Le Groupe de Chasse II/6, depuis le terrain d’Avignon-Pujaut, procédait à une mission d’attaque au sol d’engins motorisés ennemis dans la région de Tain / Romans. Au cours de cette mission, le Bloch 152 n° 630 piloté par le sergent-chef BOYER est touché par les tirs anti-aériens ennemis : suivant certains témoignages, le pilote qui aurait sauté en parachute a été fait prisonnier à proximité du terrain d’aviation de Saint Paul les Romans, d’autres indiquent que contraint d’atterrir sur le terrain d’aviation, il a été fait prisonnier par les blindés allemands qui lui ont coupé la route au moment où il tentait de redécoller.
Le Général Philippe MAURIN, dans un courrier de novembre 1991, nous rappela que le 23 juin, le Lieutenant CORMOULES pilotant le Potez 63/11 n° 142 avec comme navigateur l’Adjudant BRUYERE, lors d’un vol de 2 heures 20, mitrailla des blindés allemands dans la région de Moirans. Il appartenait au Groupe I/16 commandé par le Capitaine ESCUDIER et qui avait fait mouvement le 20 juin sur le terrain de Nîmes.

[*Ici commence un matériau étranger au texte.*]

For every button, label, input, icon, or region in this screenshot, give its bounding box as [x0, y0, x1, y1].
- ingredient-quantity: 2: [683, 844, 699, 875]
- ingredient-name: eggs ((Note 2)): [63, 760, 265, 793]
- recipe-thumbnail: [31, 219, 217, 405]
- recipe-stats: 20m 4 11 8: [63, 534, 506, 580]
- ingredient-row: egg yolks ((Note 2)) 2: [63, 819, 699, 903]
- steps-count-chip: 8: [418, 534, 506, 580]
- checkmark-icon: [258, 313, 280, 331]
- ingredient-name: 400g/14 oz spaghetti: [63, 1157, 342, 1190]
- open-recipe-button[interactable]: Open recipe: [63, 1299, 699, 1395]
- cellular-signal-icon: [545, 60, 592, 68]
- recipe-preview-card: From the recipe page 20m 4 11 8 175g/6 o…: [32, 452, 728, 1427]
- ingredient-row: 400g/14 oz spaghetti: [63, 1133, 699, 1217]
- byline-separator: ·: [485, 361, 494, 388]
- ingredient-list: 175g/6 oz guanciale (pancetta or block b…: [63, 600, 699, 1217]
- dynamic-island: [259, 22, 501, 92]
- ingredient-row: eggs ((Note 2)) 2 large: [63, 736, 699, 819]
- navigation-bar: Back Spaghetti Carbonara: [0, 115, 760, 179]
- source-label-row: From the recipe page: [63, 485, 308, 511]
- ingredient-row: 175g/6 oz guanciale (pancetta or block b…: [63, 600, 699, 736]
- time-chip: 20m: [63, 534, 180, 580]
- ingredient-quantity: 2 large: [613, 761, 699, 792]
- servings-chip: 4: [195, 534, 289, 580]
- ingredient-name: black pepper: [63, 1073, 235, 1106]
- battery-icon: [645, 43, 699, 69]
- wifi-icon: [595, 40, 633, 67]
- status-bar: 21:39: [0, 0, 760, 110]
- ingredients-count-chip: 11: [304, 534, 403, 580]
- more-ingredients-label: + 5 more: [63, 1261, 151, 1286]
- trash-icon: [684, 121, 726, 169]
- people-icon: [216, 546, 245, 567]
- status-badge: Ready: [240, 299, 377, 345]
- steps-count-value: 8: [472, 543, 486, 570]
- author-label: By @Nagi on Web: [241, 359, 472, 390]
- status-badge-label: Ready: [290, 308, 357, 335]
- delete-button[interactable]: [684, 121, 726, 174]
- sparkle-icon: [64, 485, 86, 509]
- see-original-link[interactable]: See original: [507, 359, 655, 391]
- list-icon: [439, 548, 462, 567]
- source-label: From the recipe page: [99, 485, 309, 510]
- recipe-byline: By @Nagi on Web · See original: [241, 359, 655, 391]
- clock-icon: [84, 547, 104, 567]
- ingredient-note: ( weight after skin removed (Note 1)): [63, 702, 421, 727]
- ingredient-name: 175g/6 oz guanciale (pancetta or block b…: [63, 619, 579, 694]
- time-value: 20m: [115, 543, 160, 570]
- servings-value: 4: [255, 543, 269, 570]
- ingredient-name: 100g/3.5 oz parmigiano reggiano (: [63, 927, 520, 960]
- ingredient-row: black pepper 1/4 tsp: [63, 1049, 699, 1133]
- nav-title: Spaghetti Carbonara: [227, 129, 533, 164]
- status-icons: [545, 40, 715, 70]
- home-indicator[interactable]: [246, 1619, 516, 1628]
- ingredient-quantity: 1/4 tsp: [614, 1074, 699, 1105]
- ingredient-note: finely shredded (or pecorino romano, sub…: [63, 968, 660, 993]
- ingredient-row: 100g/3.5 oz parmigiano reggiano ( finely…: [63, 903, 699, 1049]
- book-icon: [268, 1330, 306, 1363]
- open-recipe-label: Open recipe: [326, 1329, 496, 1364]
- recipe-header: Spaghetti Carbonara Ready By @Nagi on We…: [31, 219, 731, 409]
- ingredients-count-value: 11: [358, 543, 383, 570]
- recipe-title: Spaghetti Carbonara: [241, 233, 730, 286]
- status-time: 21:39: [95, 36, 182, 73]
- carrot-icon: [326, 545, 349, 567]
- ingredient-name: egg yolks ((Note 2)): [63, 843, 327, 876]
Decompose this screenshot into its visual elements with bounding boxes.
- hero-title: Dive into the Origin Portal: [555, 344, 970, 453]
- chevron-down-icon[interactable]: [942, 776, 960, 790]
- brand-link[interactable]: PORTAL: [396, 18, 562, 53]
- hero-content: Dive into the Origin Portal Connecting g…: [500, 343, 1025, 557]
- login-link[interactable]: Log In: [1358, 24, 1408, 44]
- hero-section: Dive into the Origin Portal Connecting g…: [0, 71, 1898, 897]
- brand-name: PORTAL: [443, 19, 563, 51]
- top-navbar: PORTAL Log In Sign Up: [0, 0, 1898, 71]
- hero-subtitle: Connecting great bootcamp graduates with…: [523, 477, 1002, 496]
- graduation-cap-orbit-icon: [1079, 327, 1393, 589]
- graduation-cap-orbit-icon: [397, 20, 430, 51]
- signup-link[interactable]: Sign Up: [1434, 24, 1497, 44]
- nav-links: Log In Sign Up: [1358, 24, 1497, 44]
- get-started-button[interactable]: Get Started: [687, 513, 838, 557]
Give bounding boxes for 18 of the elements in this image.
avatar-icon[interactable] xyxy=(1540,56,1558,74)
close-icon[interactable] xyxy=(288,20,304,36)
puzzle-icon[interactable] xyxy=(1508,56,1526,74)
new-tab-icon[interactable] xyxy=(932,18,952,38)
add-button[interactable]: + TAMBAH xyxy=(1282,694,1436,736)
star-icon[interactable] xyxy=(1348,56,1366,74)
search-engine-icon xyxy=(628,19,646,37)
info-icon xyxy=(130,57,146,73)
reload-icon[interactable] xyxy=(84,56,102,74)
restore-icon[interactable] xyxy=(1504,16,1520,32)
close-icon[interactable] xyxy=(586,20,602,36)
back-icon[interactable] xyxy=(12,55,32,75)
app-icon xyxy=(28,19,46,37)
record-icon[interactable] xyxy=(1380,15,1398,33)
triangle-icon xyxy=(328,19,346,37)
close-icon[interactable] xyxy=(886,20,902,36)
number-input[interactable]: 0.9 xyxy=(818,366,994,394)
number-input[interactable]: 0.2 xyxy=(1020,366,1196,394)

Les Groupes de Chasse I/2 et II/2 reçoivent l’ordre d’attaquer, le 23 juin, avec tout leur effectif disponible, les colonnes motorisées ennemies se dirigeant vers Chambéry. Le Capitaine WILLIAMS apprécie en ces termes ce genre de mission :
« les 22 et 23 juin, on nous confia deux missions dont l’inutilité était flagrante. De plus, le danger réel qu’elles présentaient échappait probablement au chef responsable de cet ordre. Il était tel qu’elles pouvaient presque être qualifiées de coupables.
Il s’agissait d’aller de Nîmes, attaquer des colonnes motorisées ennemies du côté de Chambéry, puis évidemment, de revenir à Nîmes après avoir franchi, en chaque sens, 250 kilomètres, dont une centaine au-dessus d’un territoire occupé par l’ennemi. On nous faisait attaquer dans une région montagneuse où l’on relève des cotes de 2 000 mètres alors que les conditions atmosphériques étaient médiocres. Le ciel était couvert à 1500 mètres d’une couche de nuages orageux.
Nous n’avions plus un seul obus perforant ; seulement des obus ordinaires, qui présentaient la caractéristique d’éclater au contact d’une feuille de papier à cigarettes, et les balles de nos mitrailleuses. Les engins blindés ennemis n’avaient vraiment rien à craindre de notre attaque, et ils pouvaient continuer tranquillement leur chemin. Par contre, les dernières expériences faites dans ce domaine avaient prouvé que ces missions coûtaient généralement très cher à la Chasse, lui faisant subir des pertes qui allaient parfois jusqu’à cinquante pour cent de l’effectif engagé.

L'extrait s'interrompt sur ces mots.